Rappelez-vous cet agréable sentiment de nostalgie qui nous envahit lorsqu'on regarde d'anciennes photos ou vidéos de famille. Il faut être honnête, on est souvent loin du chef d'œuvre esthétique, le scénario est rarement palpitant ; disons-le, si ces images ne nous concernaient pas, on s'en ficherait pas mal. Eh bien, dans My Stolen Planet, ces souvenirs ont beau appartenir à des inconnu(e)s, on chérit chaque seconde de ces archives et de l'innocence qui s'en dégage quand on prend toute la mesure de ce que représentent ces instants d'apparence banale. Farahnaz Sharifi nous apprend très vite que ces archives oubliées sont en réalité des trésors inestimables, symboles de lutte, d'espoir et de résistance.
Dans ce documentaire, la réalisatrice nous raconte ce qu'implique d'être une femme – documentariste qui plus est – en Iran, au travers de deux focales différentes : une première plutôt historique et politique, mettant en lumière la privation de libertés que subissent les femmes depuis l'arrivée au pouvoir de l'ayatollah Khomeini en 1979 ; une seconde plus personnelle et intime, racontant non plus ce qui se passe dans les rues du pays, mais ce qui se déroule au sein même des familles et des foyers iraniens. Entremêlant des archives historiques et d'autres beaucoup plus privées, Farahnaz nous rappelle l'importance des images que nous capturons. Même s'il s'agit de simples scènes du quotidien parfois frivoles, rapidement chaque pas de danse, chaque éclat de rire prend une portée politique retentissante.
Est-ce cette charge émotionnelle qui rend ces images si belles ? ou est-ce l'authenticité brute des pellicules endommagées ? Je ne saurais le dire.
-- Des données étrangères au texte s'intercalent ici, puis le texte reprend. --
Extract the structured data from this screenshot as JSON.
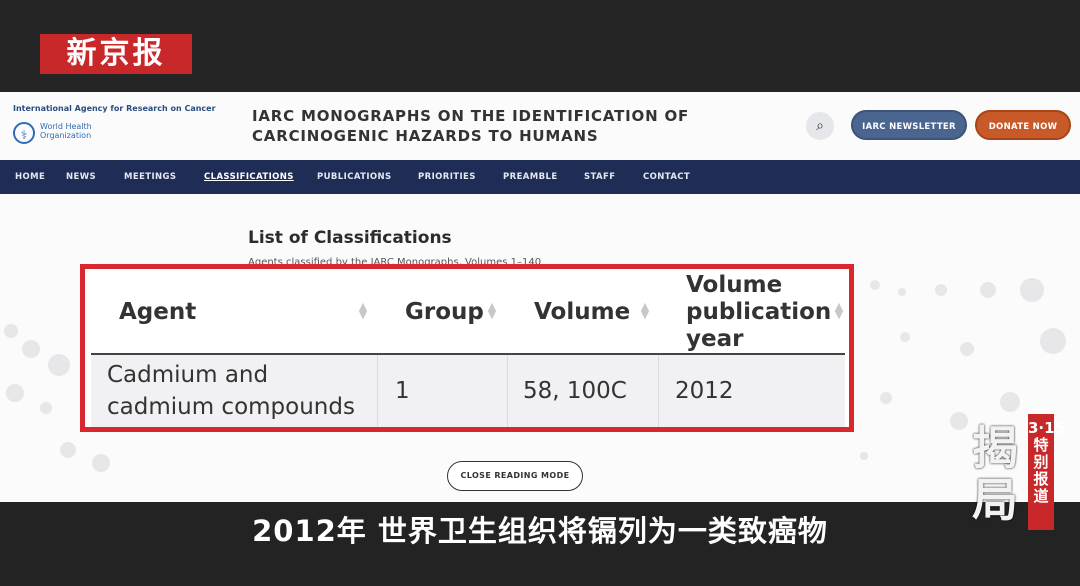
{
  "broadcast": {
    "logo": "新京报",
    "subtitle": "2012年 世界卫生组织将镉列为一类致癌物",
    "stamp_big": "揭局",
    "stamp_tag": "3·15特别报道"
  },
  "header": {
    "iarc_name": "International Agency for Research on Cancer",
    "who_name": "World Health Organization",
    "title_line1": "IARC MONOGRAPHS ON THE IDENTIFICATION OF",
    "title_line2": "CARCINOGENIC HAZARDS TO HUMANS",
    "newsletter_label": "IARC NEWSLETTER",
    "donate_label": "DONATE NOW"
  },
  "nav": {
    "items": [
      {
        "label": "HOME"
      },
      {
        "label": "NEWS"
      },
      {
        "label": "MEETINGS"
      },
      {
        "label": "CLASSIFICATIONS"
      },
      {
        "label": "PUBLICATIONS"
      },
      {
        "label": "PRIORITIES"
      },
      {
        "label": "PREAMBLE"
      },
      {
        "label": "STAFF"
      },
      {
        "label": "CONTACT"
      }
    ],
    "active": "CLASSIFICATIONS"
  },
  "main": {
    "list_title": "List of Classifications",
    "list_subtitle": "Agents classified by the IARC Monographs, Volumes 1–140",
    "close_label": "CLOSE READING MODE"
  },
  "table": {
    "columns": [
      "Agent",
      "Group",
      "Volume",
      "Volume publication year"
    ],
    "rows": [
      {
        "agent": "Cadmium and cadmium compounds",
        "group": "1",
        "volume": "58, 100C",
        "year": "2012"
      }
    ]
  },
  "colors": {
    "nav_bg": "#1f2c56",
    "highlight_border": "#d9272e",
    "newsletter_bg": "#4a6590",
    "donate_bg": "#c85a2a",
    "logo_red": "#c8282a"
  }
}
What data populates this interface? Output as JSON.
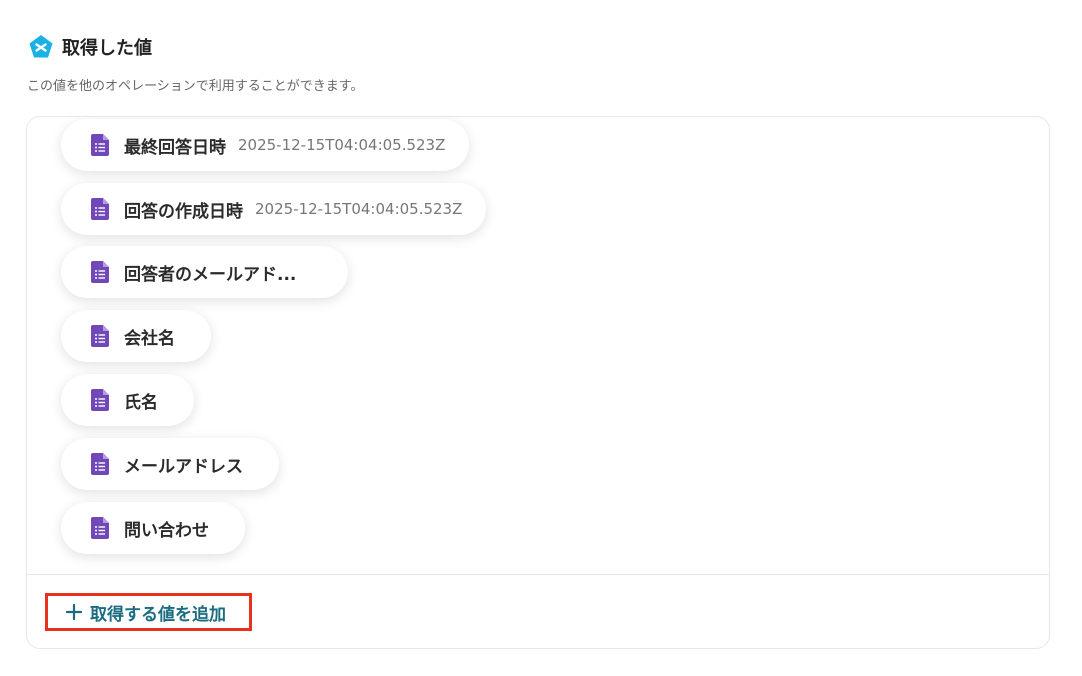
{
  "header": {
    "title": "取得した値",
    "subtitle": "この値を他のオペレーションで利用することができます。",
    "icon": "yoom-logo-icon",
    "icon_color": "#1ab2e6"
  },
  "items": [
    {
      "label": "最終回答日時",
      "value": "2025-12-15T04:04:05.523Z"
    },
    {
      "label": "回答の作成日時",
      "value": "2025-12-15T04:04:05.523Z"
    },
    {
      "label": "回答者のメールアド...",
      "value": ""
    },
    {
      "label": "会社名",
      "value": ""
    },
    {
      "label": "氏名",
      "value": ""
    },
    {
      "label": "メールアドレス",
      "value": ""
    },
    {
      "label": "問い合わせ",
      "value": ""
    }
  ],
  "item_icon": "google-forms-icon",
  "item_icon_color": "#7248b9",
  "add_button": {
    "label": "取得する値を追加",
    "icon": "plus-icon",
    "color": "#1b6c80",
    "highlight_color": "#e8321e"
  }
}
Toujours est-il que l'esthétique est remarquable, en plus de servir le propos du documentaire sur le rôle des images dans cette bataille contre l'oubli : les souvenirs n'ont pas besoin d'être nets et beaux, ils ont juste besoin d'être. My Stolen Planet constitue à la fois une œuvre artistique puissante ainsi qu'un travail d'archive colossal, surtout au vu de l'acharnement du gouvernement dans cette chasse aux souvenirs.
Les enjeux liés à la vie de la réalisatrice font parfaitement écho au récit documentaire, et ne donnent jamais l'impression d'être abordés gratuitement. Lorsqu'elle évoque sa mère et leur relation, le motif de l'oubli et des souvenirs qui nous échappent est central ; de même, sa situation personnelle illustre idéalement la répression politique mis en place contre les documentaristes iraniens et iraniennes et les vagues d'arrestation, puisque Farahnaz et ses proches en sont elles-mêmes victimes. Elle se retrouve alors face au dilemme auquel sont confrontées d'autres nombreuses femmes dans son pays : partir tant qu'elle le peut, ou rester et subir l'oppression.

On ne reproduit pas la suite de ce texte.